SceneReader is implemented in ANSI C for speed and portability.
SceneReader currently runs on Linux/x86 and Windows systems; ports to other platforms may be possible by negotiation.
As the sample image gallery demonstrates, SceneReader is tolerant to wide variations in input image quality.
SceneReader can work with relatively poor-quality images such as those from simplistic phone-cameras, as well as high-quality images such as scanned photographs and high-end digital camera output.
The time taken for image analysis is dependent mostly on the size of the input image.
SceneReader is optimised for handling arbitrary photographic images with complex and unpredictable content.
It is NOT optimised for the analysis of ordinary printed text documents.
The following considerations should be noted regarding the SceneReader 2.0 release.

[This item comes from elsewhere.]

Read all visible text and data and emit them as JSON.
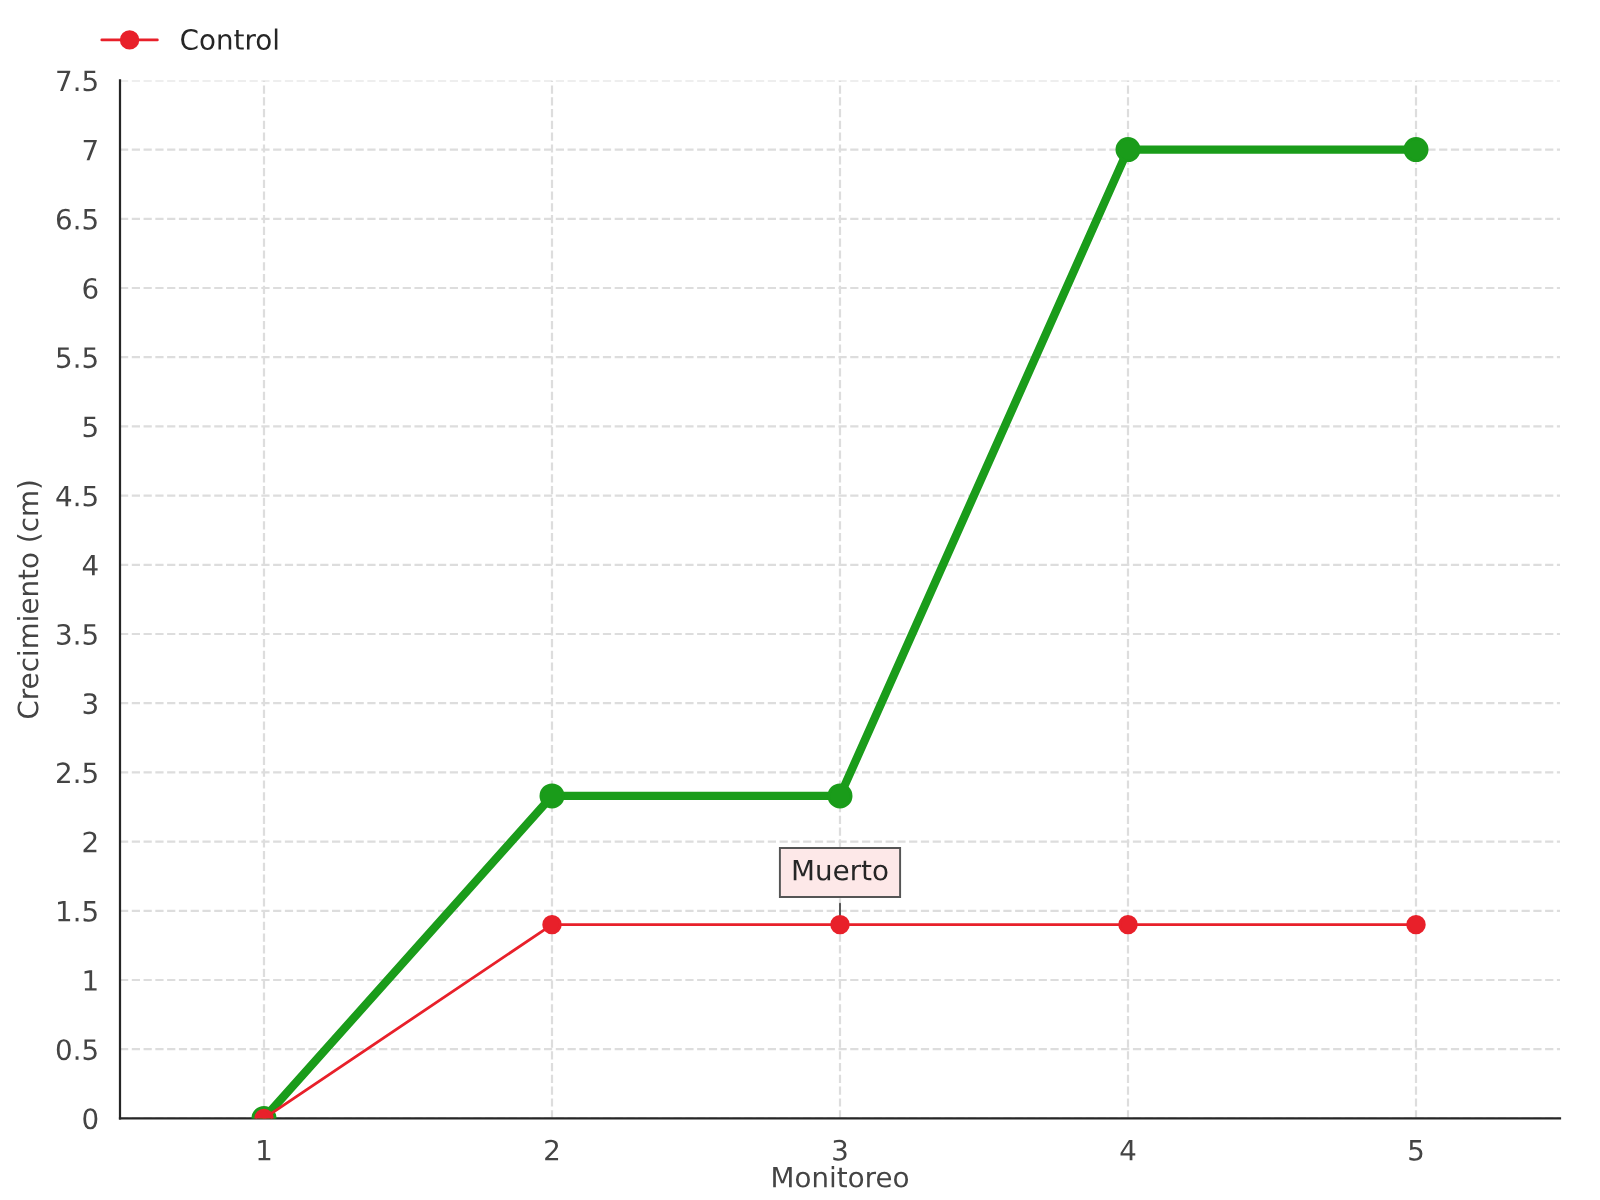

1. Only the latin alphabet is supported.
SceneReader 2.0 comes pre-configured with a general font knowledgebase
allowing it to recognise text in a variety of fonts. Currently,
this font knowledgebase only includes latin alphanumeric characters
(so e.g. cyrillic or greek characters are not supported).
2. Only alphanumeric characters are supported.
SceneReader 2.0 searches for alphabetic and numeric characters, but
ignores punctuation and other special characters (e.g. the $ sign).
3. Only dictionary sequences and numbers are recognised.
SceneReader 2.0 can recognise pure digit sequences (containing only
numeric characters) as numbers without any reference dictionary.
For recognising words and alphanumeric sequences, SceneReader 2.0 uses
a reference dictionary. Words (e.g. "exit") and/or
alphanumeric sequences (e.g. "WX123") not included in the dictionary
will not be recognised.
However, the dictionary can be large without significant performance
implications (e.g. we typically use a 60,000-word dictionary for testing
purposes).
4. SceneReader 2.0 is optimised for recognising printed, non-cursive
text.
SceneReader 2.0 will not, in general, recognise joined-up (cursive)
writing or heavily-interconnected text.
5. Result reporting is case-insensitive.
SceneReader 2.0 can recognize words in upper, lower and mixed case.
However, its output results are reported in all-lowercase.
6. SceneReader 2.0 is intended for photographic images.
SceneReader 2.0 is optimised for handling arbitrary photographic images
with complex and unpredictable content. It is NOT optimised for the
OCR analysis of ordinary printed text documents, and is unlikely to
perform well at this.